Due gare in una, come prevedibile: Kipyegon traghettata dalle lepri fino ai -600 metri, prima di scatenarsi in solitaria, e indietro, a distanza, tutte le altre, tra cui la teramana delle Fiamme Azzurre che chiude a circa tre secondi dallo stagionale con 4:04.96. “Ho sentito il tifo di tanti italiani durante la gara, questo mi riempie il cuore di gioia – commenta – Sono un po’ stanchina, stasera mi sono persa nell’ultimo cinquecento. Ma l’importante era non fare errori tattici e oggi mi sono mossa bene. Adesso recuperiamo le energie per Monaco”.

FRASER-PRYCE SENZA FRENI, FRECCIA LYLES – E chi la ferma, Shelly-Ann Fraser-Pryce? È imprendibile la 35enne mamma giamaicana regina dello sprint, a due centesimi dal primato personale con 10.62 (+0.4), un tempo che quest’anno al mondo non era stato ancora corso. Una solidità eccezionale, per la sua sesta ‘race’ sotto i 10.70 da maggio in poi: mai accaduto nella storia dello sprint, una consistenza da record.

In un 100 spaziale si migliora l’altra giamaicana oro dei 200 Shericka Jackson (10.71) e frantuma il primato d’Africa l’ivoriana Marie-Josée Ta Lou (10.72), piombando rispettivamente al sesto e al settimo posto di ogni epoca. Si arriva soltanto quarte con il 10.81 dell’americana Aleia Hobbs. Solo ai Mondiali di casa (19.31) è sfrecciato più veloce di così, Noah Lyles: lo statunitense infiamma la pista monegasca con un superlativo 19.46 (+0.8), mettendo in riga altri due fuoriclasse “stars and stripes” del calibro di Erriyon Knighton (19.84) e del quattrocentista Michael Norman (19.95). 

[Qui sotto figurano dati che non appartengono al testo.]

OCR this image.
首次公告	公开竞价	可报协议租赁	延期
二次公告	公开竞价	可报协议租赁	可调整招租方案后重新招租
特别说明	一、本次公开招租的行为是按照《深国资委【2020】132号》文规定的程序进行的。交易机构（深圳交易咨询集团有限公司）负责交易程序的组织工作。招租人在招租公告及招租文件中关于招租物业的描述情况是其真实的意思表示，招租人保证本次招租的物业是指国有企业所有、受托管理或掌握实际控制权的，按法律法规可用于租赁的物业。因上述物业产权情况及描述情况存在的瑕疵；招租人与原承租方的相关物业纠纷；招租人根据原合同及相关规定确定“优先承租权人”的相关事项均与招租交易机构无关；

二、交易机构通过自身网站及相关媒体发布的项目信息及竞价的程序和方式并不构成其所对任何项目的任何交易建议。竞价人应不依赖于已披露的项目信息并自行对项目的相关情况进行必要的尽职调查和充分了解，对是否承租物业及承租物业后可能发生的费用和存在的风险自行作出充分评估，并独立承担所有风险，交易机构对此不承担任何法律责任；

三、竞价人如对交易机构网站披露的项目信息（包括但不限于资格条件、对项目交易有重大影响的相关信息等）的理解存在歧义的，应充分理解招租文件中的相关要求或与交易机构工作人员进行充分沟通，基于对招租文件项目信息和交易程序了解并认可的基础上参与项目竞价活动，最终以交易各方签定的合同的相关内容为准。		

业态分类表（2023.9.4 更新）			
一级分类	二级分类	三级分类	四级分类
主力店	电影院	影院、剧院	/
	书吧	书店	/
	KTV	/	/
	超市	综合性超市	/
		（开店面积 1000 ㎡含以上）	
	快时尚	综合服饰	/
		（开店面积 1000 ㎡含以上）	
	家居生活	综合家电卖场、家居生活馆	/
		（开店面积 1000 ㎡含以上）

Grant Holloway (Usa) 12.99 nei 110hs (+0.6), mille metri con successo in rimonta per un altro oro mondiale come Jake Wightman (2:13.88 WL). Tra gli ori di Eugene a segno anche Yulimar Rojas (15,01/-1.0) nonostante i tre nulli iniziali nel triplo, la bahamense Shaunae Miller-Uibo nei 400 (49.28), la giavellottista australiana Kelsey-Lee Barber (64,50). Nel mezzofondo anche il significativo 7:25.93 del burundese Thierry Ndikumwenayo (settimo alltime e miglior crono mondiale 2022), l’1:56.98 della giamaicana Natoya Goule e il 9:06.19 dell’etiope Werkuha Getachew nei 3000 siepi. Monaco di Baviera, Europei, poi la corsa al diamante riparte il 26 da Losanna.